La terapia me ayudó a salir de esto, también la contención familiar y de mis amigos, y tuve mucha suerte.
Al regresar al mundo real mi mente volvió prácticamente a donde estaba antes de entrar. Sentía curiosidad por todo.
Me adapté muy fácilmente, fue como para un pez volver al agua.
Lo que sí me costó es pensar en el por qué me quedé allí tantos años. Eso sigue siendo una pregunta para mí.
Me gustaba la vida comunitaria, el tener tiempo para estudiar, leer, pero creo que la mayor fuerza fue la influencia de la abadesa, una mujer muy carismática y con mucho poder sobre todas.
Es como cuando te preguntas por qué la gente se queda en una secta o te quedas en un matrimonio que sabes que no es para vos.

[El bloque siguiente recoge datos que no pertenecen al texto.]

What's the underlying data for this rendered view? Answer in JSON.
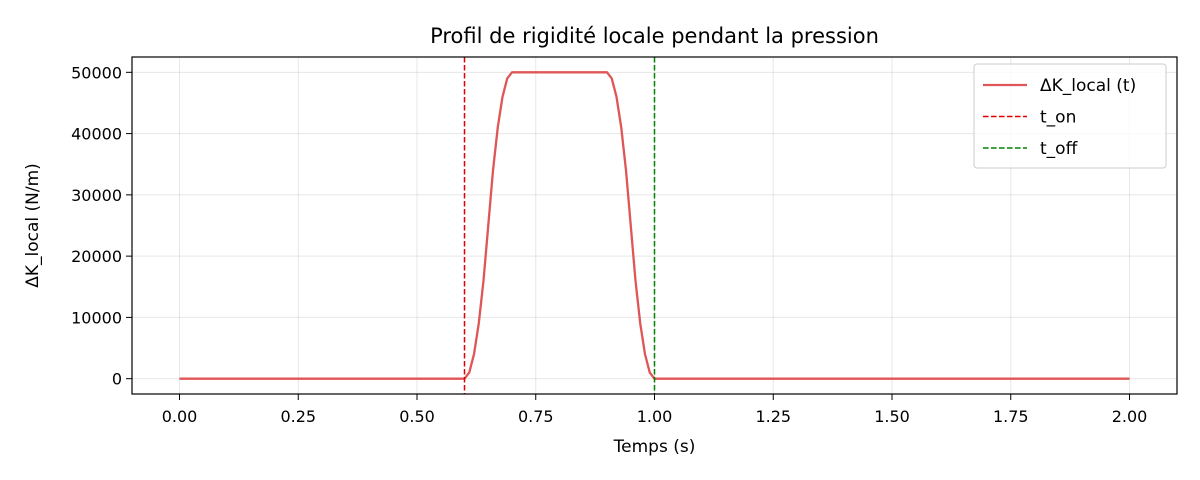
{
  "chart_data": {
    "type": "line",
    "title": "Profil de rigidité locale pendant la pression",
    "xlabel": "Temps (s)",
    "ylabel": "ΔK_local (N/m)",
    "xlim": [
      -0.1,
      2.1
    ],
    "ylim": [
      -2500,
      52500
    ],
    "xticks": [
      0.0,
      0.25,
      0.5,
      0.75,
      1.0,
      1.25,
      1.5,
      1.75,
      2.0
    ],
    "xtick_labels": [
      "0.00",
      "0.25",
      "0.50",
      "0.75",
      "1.00",
      "1.25",
      "1.50",
      "1.75",
      "2.00"
    ],
    "yticks": [
      0,
      10000,
      20000,
      30000,
      40000,
      50000
    ],
    "ytick_labels": [
      "0",
      "10000",
      "20000",
      "30000",
      "40000",
      "50000"
    ],
    "grid": true,
    "legend_position": "top-right",
    "series": [
      {
        "name": "ΔK_local (t)",
        "color": "#e05555",
        "style": "solid",
        "x": [
          0.0,
          0.6,
          0.61,
          0.62,
          0.63,
          0.64,
          0.65,
          0.66,
          0.67,
          0.68,
          0.69,
          0.7,
          0.9,
          0.91,
          0.92,
          0.93,
          0.94,
          0.95,
          0.96,
          0.97,
          0.98,
          0.99,
          1.0,
          2.0
        ],
        "y": [
          0,
          0,
          1000,
          4000,
          9000,
          16000,
          25000,
          34000,
          41000,
          46000,
          49000,
          50000,
          50000,
          49000,
          46000,
          41000,
          34000,
          25000,
          16000,
          9000,
          4000,
          1000,
          0,
          0
        ]
      }
    ],
    "vlines": [
      {
        "name": "t_on",
        "x": 0.6,
        "color": "#e00000",
        "style": "dashed"
      },
      {
        "name": "t_off",
        "x": 1.0,
        "color": "#008000",
        "style": "dashed"
      }
    ]
  }
}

No me arrepiento de haber entrado, porque fue una experiencia muy rica, pero sí del haberme quedado tanto tiempo.
Mi experiencia no me hizo perder la fe en Dios o en la vida espiritual, pero ahora la encuentro mucho más en textos literarios, o al escuchar un concierto, pero no en la institución de la Iglesia, cuyas contradicciones, hipocresías y mandatos me provocan mucho rechazo.

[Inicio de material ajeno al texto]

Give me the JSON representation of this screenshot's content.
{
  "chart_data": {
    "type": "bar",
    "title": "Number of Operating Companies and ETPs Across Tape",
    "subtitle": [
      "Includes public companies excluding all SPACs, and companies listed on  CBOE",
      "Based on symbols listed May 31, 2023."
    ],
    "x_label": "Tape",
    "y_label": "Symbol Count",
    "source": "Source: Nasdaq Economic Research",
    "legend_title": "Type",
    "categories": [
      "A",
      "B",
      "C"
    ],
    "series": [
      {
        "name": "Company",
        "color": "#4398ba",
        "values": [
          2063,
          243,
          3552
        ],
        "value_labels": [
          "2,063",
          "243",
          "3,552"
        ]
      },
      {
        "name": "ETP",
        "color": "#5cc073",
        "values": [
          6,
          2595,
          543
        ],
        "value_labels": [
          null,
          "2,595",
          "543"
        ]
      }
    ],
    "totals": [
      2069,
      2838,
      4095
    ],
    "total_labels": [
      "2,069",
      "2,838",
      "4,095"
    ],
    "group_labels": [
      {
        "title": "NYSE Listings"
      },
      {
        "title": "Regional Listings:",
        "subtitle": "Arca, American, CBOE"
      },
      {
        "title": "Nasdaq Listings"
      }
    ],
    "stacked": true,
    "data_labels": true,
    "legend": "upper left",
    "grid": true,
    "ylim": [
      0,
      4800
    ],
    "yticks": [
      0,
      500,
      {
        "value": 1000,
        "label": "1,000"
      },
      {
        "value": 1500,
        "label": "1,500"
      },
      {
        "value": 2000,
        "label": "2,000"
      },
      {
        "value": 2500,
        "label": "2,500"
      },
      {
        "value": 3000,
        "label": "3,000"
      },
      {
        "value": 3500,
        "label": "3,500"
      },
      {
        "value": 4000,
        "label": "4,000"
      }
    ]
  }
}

Yo le aconsejaría a quien esté pensando en iniciarse en la vida monástica, que no tome decisiones abruptas, que vivan otras experiencias primero, que no dejen sus carreras.
Y, a los sacerdotes, que son los guías espirituales, les diría que no traten de llevar a las jóvenes para su lado, que las hagan esperar, porque en ese momento en que están vulnerables, creen 100% que la palabra del cura, es palabra de Dios.